Il dibattito animalista resta infuocato:

  1. gli animalisti sono convinti che la vivisezione sia inutile (anzi, che non funzioni allo stesso modo su topi, cani, primati come sull’uomo). L’argomento più comune riguarda comunque il problema della generalizzabilità dei risultati ottenuti tramite la sperimentazione su animali diversi dall’uomo. I critici denunciano che non si possono estendere i risultati sperimentali sui ratti agli esseri umani a meno che non si abbiano basi sperimentali solide per sostenere che certe differenze tra l’anatomia/fisiologia dei ratti ed degli esseri umani non siano differenze che generano errore. Non da ultimo, le condizioni di stress e fisiche degenerate potrebbero influire sui risultati;
  2. gli scienziati, in genere, sostengono che la stessa vivisezione resti il solo modo per combattere le malattie ed evitare sofferenze all’uomo. Secondo questa posizione, gli animali sono dei modelli causali analoghi (CAM – causal analog models), e la funzione primaria dei test sugli animali è quella di scoprire i meccanismi causali che producono e dirigono il corso della patologia negli animali; questi risultati vengono poi estesi per analogia agli esseri umani. La comprensione dei meccanismi causali rilevanti negli umani serve poi agli scienziati per prevenire o trattare le malattie.

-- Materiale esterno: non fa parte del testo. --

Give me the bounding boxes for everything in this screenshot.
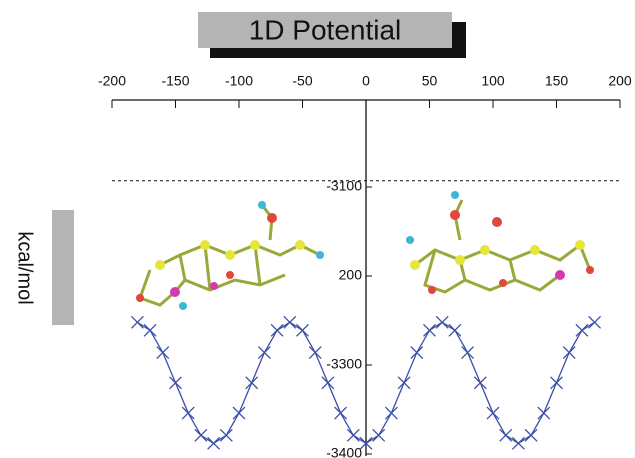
point-marker [435, 315, 449, 329]
point-marker [143, 323, 157, 337]
chart-title: 1D Potential [249, 14, 402, 45]
point-marker [257, 346, 271, 359]
point-marker [169, 376, 182, 390]
x-tick-label: 0 [362, 73, 370, 89]
x-tick-label: -200 [98, 73, 126, 89]
point-marker [524, 428, 538, 442]
point-marker [156, 346, 170, 359]
y-tick-label: -3400 [326, 445, 362, 458]
point-marker [511, 436, 525, 450]
point-marker [384, 406, 398, 420]
y-tick-label: 200 [339, 267, 363, 283]
point-marker [219, 428, 233, 442]
point-marker [448, 323, 462, 337]
point-marker [499, 428, 513, 442]
point-marker [486, 406, 500, 420]
y-axis-label: kcal/mol [14, 231, 36, 304]
point-marker [359, 436, 373, 450]
point-marker [207, 436, 221, 450]
point-marker [245, 376, 259, 390]
point-marker [346, 428, 360, 442]
point-marker [334, 406, 348, 420]
point-marker [423, 323, 436, 337]
point-marker [270, 323, 284, 337]
point-marker [372, 428, 386, 442]
point-marker [550, 376, 563, 390]
point-marker [321, 376, 335, 390]
point-marker [537, 406, 551, 420]
molecule-atoms [136, 201, 324, 310]
y-label-box [52, 210, 74, 325]
point-marker [194, 428, 208, 442]
x-tick-label: 50 [422, 73, 438, 89]
point-marker [397, 376, 411, 390]
x-tick-label: 200 [608, 73, 632, 89]
x-tick-label: 150 [545, 73, 569, 89]
point-marker [461, 346, 475, 359]
point-marker [308, 346, 322, 359]
point-marker [283, 315, 297, 329]
point-marker [410, 346, 424, 359]
molecule-atoms [406, 191, 594, 294]
point-marker [473, 376, 487, 390]
point-marker [296, 323, 309, 337]
molecule [414, 199, 592, 294]
point-marker [575, 323, 589, 337]
x-tick-label: -100 [225, 73, 253, 89]
molecule [138, 204, 321, 307]
point-marker [181, 406, 195, 420]
y-tick-label: -3300 [326, 356, 362, 372]
x-tick-label: -50 [292, 73, 312, 89]
point-marker [588, 315, 602, 329]
x-tick-label: -150 [161, 73, 189, 89]
point-marker [232, 406, 246, 420]
title-box [198, 12, 452, 48]
x-tick-label: 100 [481, 73, 505, 89]
y-tick-label: -3100 [326, 178, 362, 194]
point-marker [562, 346, 576, 359]
point-marker [130, 315, 144, 329]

Mi chiedo se oggi la vivisezione resti ancora tanto utile nel mondo scientifico; forse la risposta è no. Sono convinto che sia necessario un cambiamento culturale di fondo. Dove esistono soluzioni che non prevedono alcuna vivisezione è bene applicarle. I prodotti naturali, quelli non testati sugli animali come “The Body Shop”, restano esempi da seguire. Se, in casi specifici, la sperimentazione animale è veramente la sola soluzione, allora gli stessi animali meritano un trattamento etico (non delle fredde gabbie dove soffrire)! I pesci non soffrono come l’uomo, però meritano di essere lasciati nel loro habitat originale (a meno di non disporre di grandi vasche e di veri esperti), invece che essere trasferiti nelle vaschette delle mostre. Stesso discorso per gli zoo, nei quali gabbie troppo strette finiscono per produrre danni psicologici sugli animali.

Tutti gli esperimenti inutili devono venir aboliti in tutto il mondo, poiché esistono metodi alternativi!